I have read through handfuls of what would seem to make this a duplicate question. But reading through all of these has left me uncertain. I'm hoping to get an answer based on the absolute example below, as many questions/answers trail off into debates back and forth.

If I have:

dbo.Book
--------
BookID PK int identity(1,1)

dbo.Author
----------
AuthorID PK int identity(1,1)

Now I have two choices for a simple junction table:

dbo.BookAuthor
--------------
BookID CPK and FK
AuthorID CPK and FK

The above would be a compound/composite key on both FKs, as well as set up the FK relationships for both columns - also using Cascade on delete.

OR

dbo.BookAuthor
--------------
RecordID PK int identity(1,1)
BookID FK
AuthorID FK

Foreign key relationships on BookID and AuthorID, along with Cascade on delete. Also set up a unique constraint on BookID and AuthorID.

I'm looking for a simple answer as to why one method is better than another in the ABOVE particular example. The answers that I'm reading are very detailed, and I was just about to settle on a compound key, but then watched a video where the example used an Identity column like my first example.

It seems this topic is slightly torn in half, but my gut is telling me that I should just use a composite key.

What's more efficient for querying? It seems having a PK identity column along with setting up a unique constraint on the two columns, AND the FK relationships would be more costly, even if a little.

Answer

Joel Coehoorn picture Joel Coehoorn · Mar 4, 2015

This is something I've always remembered from my database course way back in college. We were covering the section from the textbook on "Entity Design" and it was talking about junction tables... we called them intersect tables or intersection relations. I was actually paying attention in class that day. The professor said, in his experience, a many-to-many junction table almost always indicates an unidentified missing entity. These entities almost always end up with data of their own.

We were given an example of Student and Course entities. For a student to take a course, you need to junction between those two. What you actually have as a result is a new entity: an Enrollment. The additional data in this case would be things like Credit Type (audit vs regular) or Final Grade.

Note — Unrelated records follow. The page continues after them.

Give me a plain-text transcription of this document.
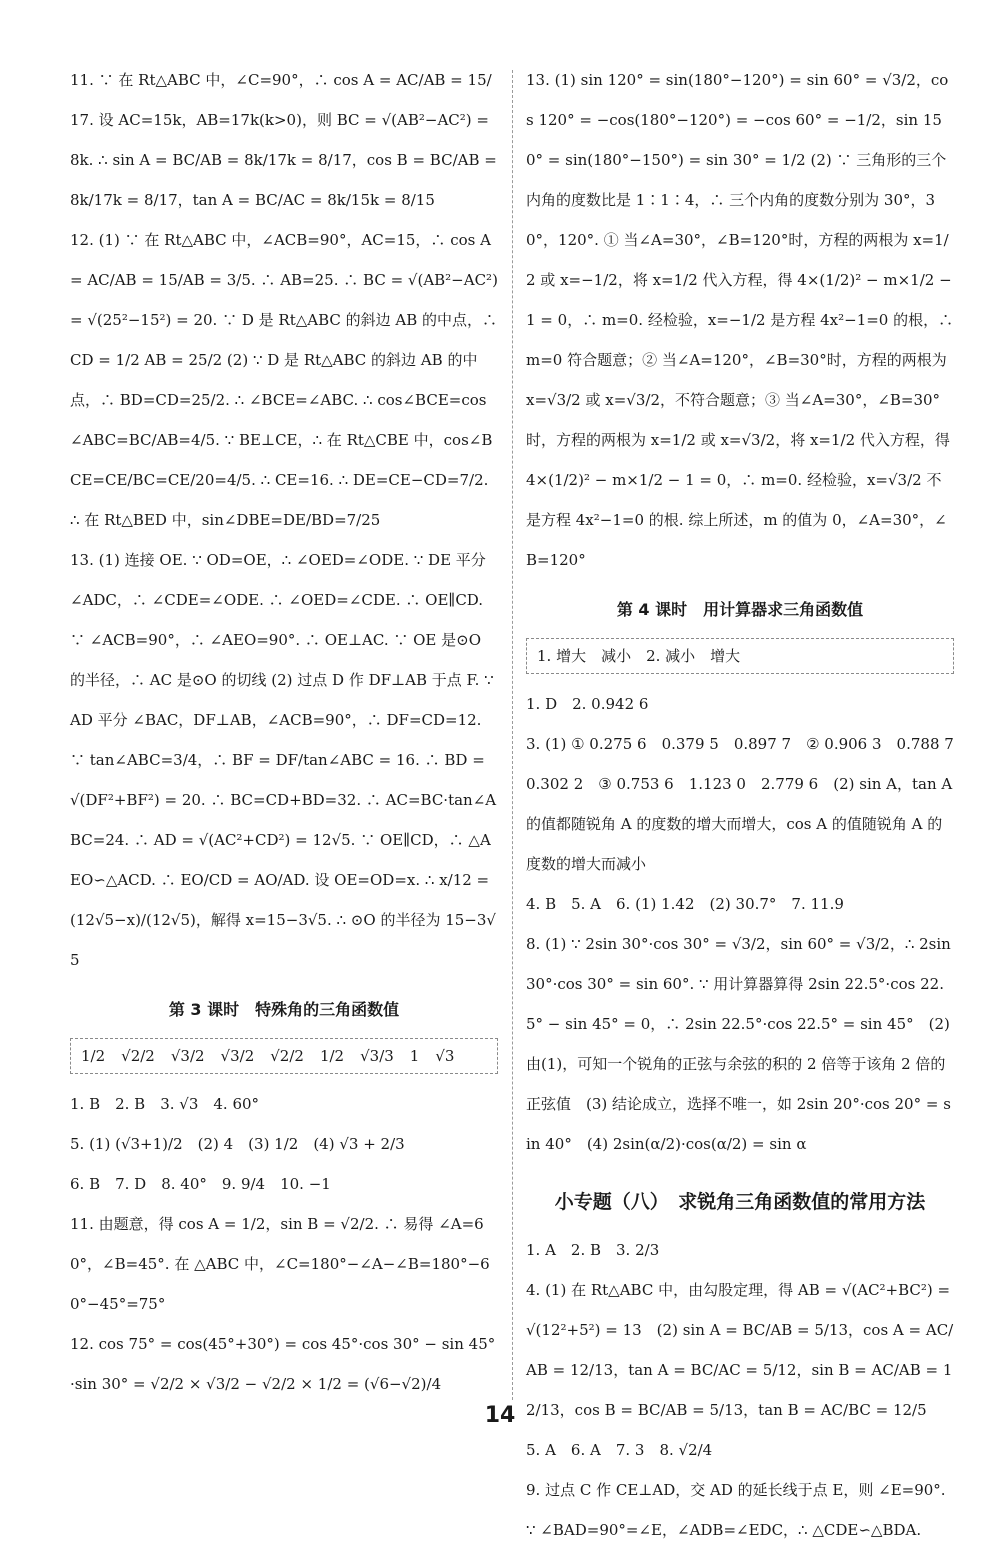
11. ∵ 在 Rt△ABC 中，∠C=90°，∴ cos A = AC/AB = 15/17. 设 AC=15k，AB=17k(k>0)，则 BC = √(AB²−AC²) = 8k. ∴ sin A = BC/AB = 8k/17k = 8/17，cos B = BC/AB = 8k/17k = 8/17，tan A = BC/AC = 8k/15k = 8/15

12. (1) ∵ 在 Rt△ABC 中，∠ACB=90°，AC=15，∴ cos A = AC/AB = 15/AB = 3/5. ∴ AB=25. ∴ BC = √(AB²−AC²) = √(25²−15²) = 20. ∵ D 是 Rt△ABC 的斜边 AB 的中点，∴ CD = 1/2 AB = 25/2 (2) ∵ D 是 Rt△ABC 的斜边 AB 的中点，∴ BD=CD=25/2. ∴ ∠BCE=∠ABC. ∴ cos∠BCE=cos∠ABC=BC/AB=4/5. ∵ BE⊥CE，∴ 在 Rt△CBE 中，cos∠BCE=CE/BC=CE/20=4/5. ∴ CE=16. ∴ DE=CE−CD=7/2. ∴ 在 Rt△BED 中，sin∠DBE=DE/BD=7/25

13. (1) 连接 OE. ∵ OD=OE，∴ ∠OED=∠ODE. ∵ DE 平分 ∠ADC，∴ ∠CDE=∠ODE. ∴ ∠OED=∠CDE. ∴ OE∥CD. ∵ ∠ACB=90°，∴ ∠AEO=90°. ∴ OE⊥AC. ∵ OE 是⊙O 的半径，∴ AC 是⊙O 的切线 (2) 过点 D 作 DF⊥AB 于点 F. ∵ AD 平分 ∠BAC，DF⊥AB，∠ACB=90°，∴ DF=CD=12. ∵ tan∠ABC=3/4，∴ BF = DF/tan∠ABC = 16. ∴ BD = √(DF²+BF²) = 20. ∴ BC=CD+BD=32. ∴ AC=BC·tan∠ABC=24. ∴ AD = √(AC²+CD²) = 12√5. ∵ OE∥CD，∴ △AEO∽△ACD. ∴ EO/CD = AO/AD. 设 OE=OD=x. ∴ x/12 = (12√5−x)/(12√5)，解得 x=15−3√5. ∴ ⊙O 的半径为 15−3√5

第 3 课时　特殊角的三角函数值
1/2 √2/2 √3/2 √3/2 √2/2 1/2 √3/3 1 √3

1. B　2. B　3. √3　4. 60°

5. (1) (√3+1)/2　(2) 4　(3) 1/2　(4) √3 + 2/3

6. B　7. D　8. 40°　9. 9/4　10. −1

11. 由题意，得 cos A = 1/2，sin B = √2/2. ∴ 易得 ∠A=60°，∠B=45°. 在 △ABC 中，∠C=180°−∠A−∠B=180°−60°−45°=75°

12. cos 75° = cos(45°+30°) = cos 45°·cos 30° − sin 45°·sin 30° = √2/2 × √3/2 − √2/2 × 1/2 = (√6−√2)/4

13. (1) sin 120° = sin(180°−120°) = sin 60° = √3/2，cos 120° = −cos(180°−120°) = −cos 60° = −1/2，sin 150° = sin(180°−150°) = sin 30° = 1/2 (2) ∵ 三角形的三个内角的度数比是 1∶1∶4，∴ 三个内角的度数分别为 30°，30°，120°. ① 当∠A=30°，∠B=120°时，方程的两根为 x=1/2 或 x=−1/2，将 x=1/2 代入方程，得 4×(1/2)² − m×1/2 − 1 = 0，∴ m=0. 经检验，x=−1/2 是方程 4x²−1=0 的根，∴ m=0 符合题意；② 当∠A=120°，∠B=30°时，方程的两根为 x=√3/2 或 x=√3/2，不符合题意；③ 当∠A=30°，∠B=30°时，方程的两根为 x=1/2 或 x=√3/2，将 x=1/2 代入方程，得 4×(1/2)² − m×1/2 − 1 = 0，∴ m=0. 经检验，x=√3/2 不是方程 4x²−1=0 的根. 综上所述，m 的值为 0，∠A=30°，∠B=120°

第 4 课时　用计算器求三角函数值
1. 增大　减小　2. 减小　增大

1. D　2. 0.942 6

3. (1) ① 0.275 6　0.379 5　0.897 7　② 0.906 3　0.788 7　0.302 2　③ 0.753 6　1.123 0　2.779 6　(2) sin A，tan A 的值都随锐角 A 的度数的增大而增大，cos A 的值随锐角 A 的度数的增大而减小

4. B　5. A　6. (1) 1.42　(2) 30.7°　7. 11.9

8. (1) ∵ 2sin 30°·cos 30° = √3/2，sin 60° = √3/2，∴ 2sin 30°·cos 30° = sin 60°. ∵ 用计算器算得 2sin 22.5°·cos 22.5° − sin 45° = 0，∴ 2sin 22.5°·cos 22.5° = sin 45°　(2) 由(1)，可知一个锐角的正弦与余弦的积的 2 倍等于该角 2 倍的正弦值　(3) 结论成立，选择不唯一，如 2sin 20°·cos 20° = sin 40°　(4) 2sin(α/2)·cos(α/2) = sin α

小专题（八）　求锐角三角函数值的常用方法

1. A　2. B　3. 2/3

4. (1) 在 Rt△ABC 中，由勾股定理，得 AB = √(AC²+BC²) = √(12²+5²) = 13　(2) sin A = BC/AB = 5/13，cos A = AC/AB = 12/13，tan A = BC/AC = 5/12，sin B = AC/AB = 12/13，cos B = BC/AB = 5/13，tan B = AC/BC = 12/5

5. A　6. A　7. 3　8. √2/4

9. 过点 C 作 CE⊥AD，交 AD 的延长线于点 E，则 ∠E=90°. ∵ ∠BAD=90°=∠E，∠ADB=∠EDC，∴ △CDE∽△BDA.

14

I remember that advice to this day... but I don't always follow it. What I will do in this situation is stop, and make sure to go back to the stakeholders on the issue and work with them on what data points we might still be missing in this junction. If we really can't find anything, then I'll use the compound key. When we do find data, we think of a better name and it gets a surrogate key.

Update in 2020
I still have the textbook, and by amazing coincidence both it and this question were brought to my attention within a few hours of each other. So for the curious, it was Chapter 5, section 6, of the 7th edition of this book:

https://www.amazon.com/Database-Processing-Fundamentals-Design-Implementation-dp-9332549958/dp/9332549958/